CARHRIHL is a rich and vibrant document, being the product of the joint effort not only of the peace negotiators and experts on both sides but also the top leaders and policy-makers of the parties to the three-and-a-half decade-long armed conflict. As such, it addresses problems and violations particular to the Philippine situation and concretely experienced or suffered by innocent civilians and non-combatants. Let me cite some significant provisions of CARHRIHL.
“The Parties shall promote and carry out campaigns of education on international humanitarian law, especially among the people involved in the armed conflict and in areas affected by such conflict”. (Article 14)
“The following acts are and shall remain prohibited at any time and in any place whatsoever with respect to the persons enumerated in the preceding Article 2:
practices that cause or allow the forcible evacuations or forcible reconcentration of civilians, unless the security of the civilians involved or imperative military reasons so demand;the emergence and increase of internally displaced families and communities, and the destruction of the lives and property of the civilian population;
“maintaining, supporting and tolerating paramilitary groups such as armed religious fanatical groups, vigilante groups, private armed groups of businessmen, landlords and politicians, and private security agencies which are being used in land and labor disputes and the incursions in Article 9, Part III of this Agreement”. (Article 3)

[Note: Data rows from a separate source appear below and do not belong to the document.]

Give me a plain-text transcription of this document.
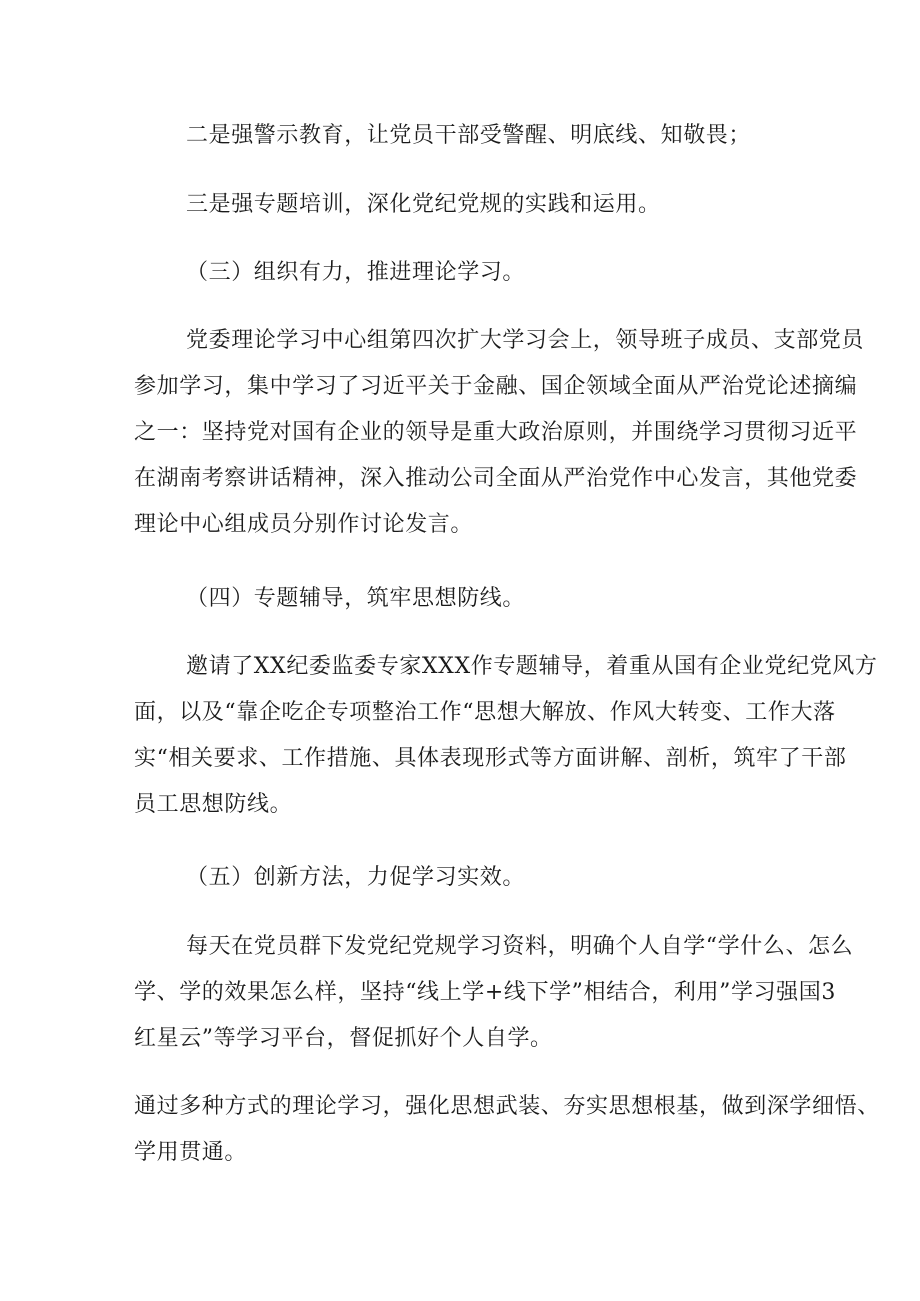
二是强警示教育，让党员干部受警醒、明底线、知敬畏；
三是强专题培训，深化党纪党规的实践和运用。
（三）组织有力，推进理论学习。
党委理论学习中心组第四次扩大学习会上，领导班子成员、支部党员
参加学习，集中学习了习近平关于金融、国企领域全面从严治党论述摘编
之一：坚持党对国有企业的领导是重大政治原则，并围绕学习贯彻习近平
在湖南考察讲话精神，深入推动公司全面从严治党作中心发言，其他党委
理论中心组成员分别作讨论发言。
（四）专题辅导，筑牢思想防线。
邀请了XX纪委监委专家XXX作专题辅导，着重从国有企业党纪党风方
面，以及“靠企吃企专项整治工作“思想大解放、作风大转变、工作大落
实“相关要求、工作措施、具体表现形式等方面讲解、剖析，筑牢了干部
员工思想防线。
（五）创新方法，力促学习实效。
每天在党员群下发党纪党规学习资料，明确个人自学“学什么、怎么
学、学的效果怎么样，坚持“线上学+线下学”相结合，利用”学习强国3
红星云”等学习平台，督促抓好个人自学。
通过多种方式的理论学习，强化思想武装、夯实思想根基，做到深学细悟、
学用贯通。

“The GRP shall review and undertake to change policies, laws, programs, campaigns and practices that cause or allow the forcible evacuation and reconcentration of civilians, the emergence and increase of internally displaced families and communities and the destruction of the lives and property of the civilian population”. (Article 7)
“Internally displaced families and communities shall have the right to return to their places of abode and livelihood, to demand all possible assistance necessary to restore them to their normal lives and to be indemnified for damages suffered due to injuries and loss of lives”. (Article 9)
Substantively, I only have a few simple but significant suggestions on the essential requirements of an effective National Legislation on IHL. And in making these suggestions I must confess partiality to CARHRIHL whose significant provisions may be similar to my own ideas.
First, the national law on IHL should take into account the current human rights situation in the Philippines and the historical experience of the Filipino people. In this way, the national legislation on IHL will be based on realities and not a mere theoretical formulation existing in a vacuum.
Second, the national law should be able to render justice to all victims of violations of IHL, address problems of impunity and provide adequate compensation to the victims.
Third, the legislation must provide for effective mechanisms for implementation and adequate measures for upholding and promoting International Humanitarian Law.
Fourth, while sanctions are important deterrence and an essential component of justice, I submit that education on IHL for combatants of both parties and the general public should be given priority consideration.
And lastly, but most important of all: government should vigorously address the roots of the armed conflict, take all necessary measures to remove the conditions that breed IHL violations and lay the ground for a just and lasting peace.